Photo by News Bulletin staff.
PEORIA — The Hillel opened a renovated, 4,200 square-foot house last month to serve as a neighborhood house for Jewish Bradley University students as well as local Jewish communities.
The house located at 1532 W. Fredonia Ave., Peoria, includes separate kosher meat and dairy kitchens, a dining area with seating for 100, an office, a library, space for social activities and a large sanctuary with a vaulted ceiling and stained glass overlays on windows.
This is the fourth house that the Hillel, the Bradley University Jewish student organization that was founded in 1947 by the late Dr. Allen Cannon, has occupied since it opened its first house in 1965. The new house is largest house the organization has occupied.
“Up until now, we’ve had houses that were originally built for single families,” said Seth Katz, the faculty adviser for the Bradley University Hillel and an assistant professor of English at Bradley University. “This was the first house designed for the organization.”
Bradley University owns the house and donated it to the Hillel. Members of the Bradley University and Peoria communities, the Hillels of Illinois, students, parents, alumni and friends helped renovate the house.

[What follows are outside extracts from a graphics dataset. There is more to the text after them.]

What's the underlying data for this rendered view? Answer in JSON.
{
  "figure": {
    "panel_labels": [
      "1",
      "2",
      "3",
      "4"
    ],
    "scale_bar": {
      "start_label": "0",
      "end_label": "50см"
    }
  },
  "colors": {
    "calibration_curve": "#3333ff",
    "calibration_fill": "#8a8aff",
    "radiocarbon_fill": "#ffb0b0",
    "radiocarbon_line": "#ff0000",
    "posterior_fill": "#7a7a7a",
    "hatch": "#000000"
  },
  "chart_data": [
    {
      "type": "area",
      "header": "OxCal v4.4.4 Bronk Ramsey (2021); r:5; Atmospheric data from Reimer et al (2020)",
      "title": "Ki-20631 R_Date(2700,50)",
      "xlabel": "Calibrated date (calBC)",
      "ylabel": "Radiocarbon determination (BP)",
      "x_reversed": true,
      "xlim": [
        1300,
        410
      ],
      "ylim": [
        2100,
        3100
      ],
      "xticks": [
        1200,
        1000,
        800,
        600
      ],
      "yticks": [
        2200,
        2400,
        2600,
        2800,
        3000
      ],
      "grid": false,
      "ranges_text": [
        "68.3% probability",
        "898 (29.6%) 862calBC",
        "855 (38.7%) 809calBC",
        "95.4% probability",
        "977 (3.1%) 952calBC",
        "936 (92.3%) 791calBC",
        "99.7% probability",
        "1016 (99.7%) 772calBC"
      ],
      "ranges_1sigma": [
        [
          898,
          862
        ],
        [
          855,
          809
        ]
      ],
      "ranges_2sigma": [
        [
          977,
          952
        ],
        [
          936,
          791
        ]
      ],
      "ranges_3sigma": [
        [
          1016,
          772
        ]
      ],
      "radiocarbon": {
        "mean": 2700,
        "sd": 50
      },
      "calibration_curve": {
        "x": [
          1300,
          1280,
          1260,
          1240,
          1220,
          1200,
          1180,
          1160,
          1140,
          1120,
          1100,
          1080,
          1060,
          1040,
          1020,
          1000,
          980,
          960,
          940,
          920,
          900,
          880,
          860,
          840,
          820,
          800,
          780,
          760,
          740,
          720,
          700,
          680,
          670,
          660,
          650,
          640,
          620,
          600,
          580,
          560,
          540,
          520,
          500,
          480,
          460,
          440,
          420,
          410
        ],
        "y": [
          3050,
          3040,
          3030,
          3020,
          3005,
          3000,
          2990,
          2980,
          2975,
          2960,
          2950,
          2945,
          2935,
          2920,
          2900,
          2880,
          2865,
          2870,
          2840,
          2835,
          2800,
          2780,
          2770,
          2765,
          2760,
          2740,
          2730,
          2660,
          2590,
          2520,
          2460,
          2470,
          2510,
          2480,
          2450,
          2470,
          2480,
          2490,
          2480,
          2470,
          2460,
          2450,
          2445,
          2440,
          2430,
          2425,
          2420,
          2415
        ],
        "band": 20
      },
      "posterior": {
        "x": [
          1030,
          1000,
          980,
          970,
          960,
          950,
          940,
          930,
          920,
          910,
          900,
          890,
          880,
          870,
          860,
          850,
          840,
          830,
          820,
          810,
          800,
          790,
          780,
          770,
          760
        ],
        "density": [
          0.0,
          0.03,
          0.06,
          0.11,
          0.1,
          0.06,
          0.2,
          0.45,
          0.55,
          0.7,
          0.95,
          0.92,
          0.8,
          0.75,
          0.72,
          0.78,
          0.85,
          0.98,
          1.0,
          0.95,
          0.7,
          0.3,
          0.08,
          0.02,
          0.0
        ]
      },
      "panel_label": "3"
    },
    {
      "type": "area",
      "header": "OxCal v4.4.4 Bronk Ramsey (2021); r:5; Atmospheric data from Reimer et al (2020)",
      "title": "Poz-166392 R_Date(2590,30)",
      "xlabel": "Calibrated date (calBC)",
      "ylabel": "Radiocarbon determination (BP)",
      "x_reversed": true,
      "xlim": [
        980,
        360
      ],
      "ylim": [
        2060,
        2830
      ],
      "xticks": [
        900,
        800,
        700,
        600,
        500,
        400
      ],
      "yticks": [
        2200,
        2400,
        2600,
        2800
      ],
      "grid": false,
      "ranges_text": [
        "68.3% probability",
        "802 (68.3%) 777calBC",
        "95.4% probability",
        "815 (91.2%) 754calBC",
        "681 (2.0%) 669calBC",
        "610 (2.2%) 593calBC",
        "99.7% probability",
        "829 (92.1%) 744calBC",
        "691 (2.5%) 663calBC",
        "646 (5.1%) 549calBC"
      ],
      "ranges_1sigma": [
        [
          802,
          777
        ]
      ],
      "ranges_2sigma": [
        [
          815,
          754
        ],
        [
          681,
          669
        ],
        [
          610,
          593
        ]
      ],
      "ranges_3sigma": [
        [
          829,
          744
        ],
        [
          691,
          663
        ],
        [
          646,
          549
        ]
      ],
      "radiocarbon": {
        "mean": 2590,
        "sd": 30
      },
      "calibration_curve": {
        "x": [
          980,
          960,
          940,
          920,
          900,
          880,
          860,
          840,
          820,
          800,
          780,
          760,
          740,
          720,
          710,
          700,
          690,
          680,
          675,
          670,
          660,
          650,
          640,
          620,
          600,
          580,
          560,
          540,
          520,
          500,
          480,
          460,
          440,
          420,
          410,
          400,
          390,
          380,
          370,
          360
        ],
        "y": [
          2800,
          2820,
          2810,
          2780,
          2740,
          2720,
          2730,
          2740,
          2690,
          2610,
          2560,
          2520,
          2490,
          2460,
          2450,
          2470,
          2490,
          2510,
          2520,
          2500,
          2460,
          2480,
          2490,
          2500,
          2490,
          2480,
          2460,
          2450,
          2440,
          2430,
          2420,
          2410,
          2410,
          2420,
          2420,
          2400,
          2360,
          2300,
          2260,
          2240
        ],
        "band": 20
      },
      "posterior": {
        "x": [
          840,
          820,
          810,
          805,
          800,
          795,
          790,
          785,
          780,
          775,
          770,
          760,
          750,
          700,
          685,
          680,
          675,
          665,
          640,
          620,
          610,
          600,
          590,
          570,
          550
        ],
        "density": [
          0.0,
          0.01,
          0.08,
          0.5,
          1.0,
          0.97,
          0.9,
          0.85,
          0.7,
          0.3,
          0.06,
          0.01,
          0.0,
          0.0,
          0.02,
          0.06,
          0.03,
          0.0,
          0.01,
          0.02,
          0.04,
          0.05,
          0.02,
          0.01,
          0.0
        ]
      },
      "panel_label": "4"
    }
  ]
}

“The university actually owns the house, but we did all the renovations — gutting it into the bricks and to the floor joists and then expanded it to the 4,200 square-foot facility that we have,” said Katz. “The university helped us with the fundraising efforts so we could do the renovations.”

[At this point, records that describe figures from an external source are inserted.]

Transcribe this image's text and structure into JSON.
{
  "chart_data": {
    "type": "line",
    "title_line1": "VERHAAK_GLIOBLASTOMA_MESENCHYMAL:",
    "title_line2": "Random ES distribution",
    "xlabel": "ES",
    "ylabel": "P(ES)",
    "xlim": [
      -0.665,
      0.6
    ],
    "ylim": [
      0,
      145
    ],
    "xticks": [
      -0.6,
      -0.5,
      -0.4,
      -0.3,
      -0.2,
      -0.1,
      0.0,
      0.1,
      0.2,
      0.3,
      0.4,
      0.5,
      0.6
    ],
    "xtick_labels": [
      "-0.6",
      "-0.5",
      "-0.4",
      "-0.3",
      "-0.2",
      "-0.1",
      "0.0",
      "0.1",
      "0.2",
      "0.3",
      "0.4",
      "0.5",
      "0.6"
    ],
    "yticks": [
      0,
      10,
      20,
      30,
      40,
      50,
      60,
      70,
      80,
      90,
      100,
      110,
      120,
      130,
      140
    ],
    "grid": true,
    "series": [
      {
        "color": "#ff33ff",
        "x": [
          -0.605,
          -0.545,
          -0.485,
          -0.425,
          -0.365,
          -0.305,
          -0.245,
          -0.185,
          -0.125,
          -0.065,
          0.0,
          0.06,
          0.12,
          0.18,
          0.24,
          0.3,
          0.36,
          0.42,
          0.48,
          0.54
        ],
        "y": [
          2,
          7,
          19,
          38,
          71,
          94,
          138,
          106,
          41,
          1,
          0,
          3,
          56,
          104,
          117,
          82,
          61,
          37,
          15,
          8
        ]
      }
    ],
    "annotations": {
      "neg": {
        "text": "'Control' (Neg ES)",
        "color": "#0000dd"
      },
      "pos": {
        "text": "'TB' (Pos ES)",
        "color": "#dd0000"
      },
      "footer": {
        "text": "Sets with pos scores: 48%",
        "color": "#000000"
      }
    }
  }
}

The Hillel plans to host several weekly, annual and special events at the house.
“It’s a meeting place for having religious services and dinners and holiday celebrations and speakers and also for Jewish students to come and hang out,” said Katz.
In addition to the Hillel, other Jewish organizations and congregations in the Peoria community will utilize the house.
“We do collaborative programs with the local congregations and with the Jewish Federation of Peoria, so it’s going to make a much more comfortable place for those programs as well,” said Katz.
Currently, the Bradley University Jewish student population is around 250. The university hopes the new Hillel house as well as its new kosher meal plan will attract more Jewish students to its campus.
“The university has just started a kosher meal service on campus,” said Katz. “They added kosher kitchens (one for dairy and one for meat) in Geisert Hall — one of the residence halls with a cafeteria in it. The Hillel House also has kosher kitchens, so when we have Sabbath dinner or a holiday dinner or Sundays when we have bagel brunch, we can prepare them completely kosher.”
The Chicago Rabbinic Council supervises the meat and dairy kosher kitchens at Bradley University.
During a dedication ceremony on September 21, Bradley University President Joanne Glasser said she expected non-Jewish students to also visit the Hillel house.
“All will be welcome in this house,” said Glasser. “It’s a place of unity, so I believe this home will bring people together. People of different faiths will be welcome to sit and discuss their differences and their similarities. This is a place of peace.”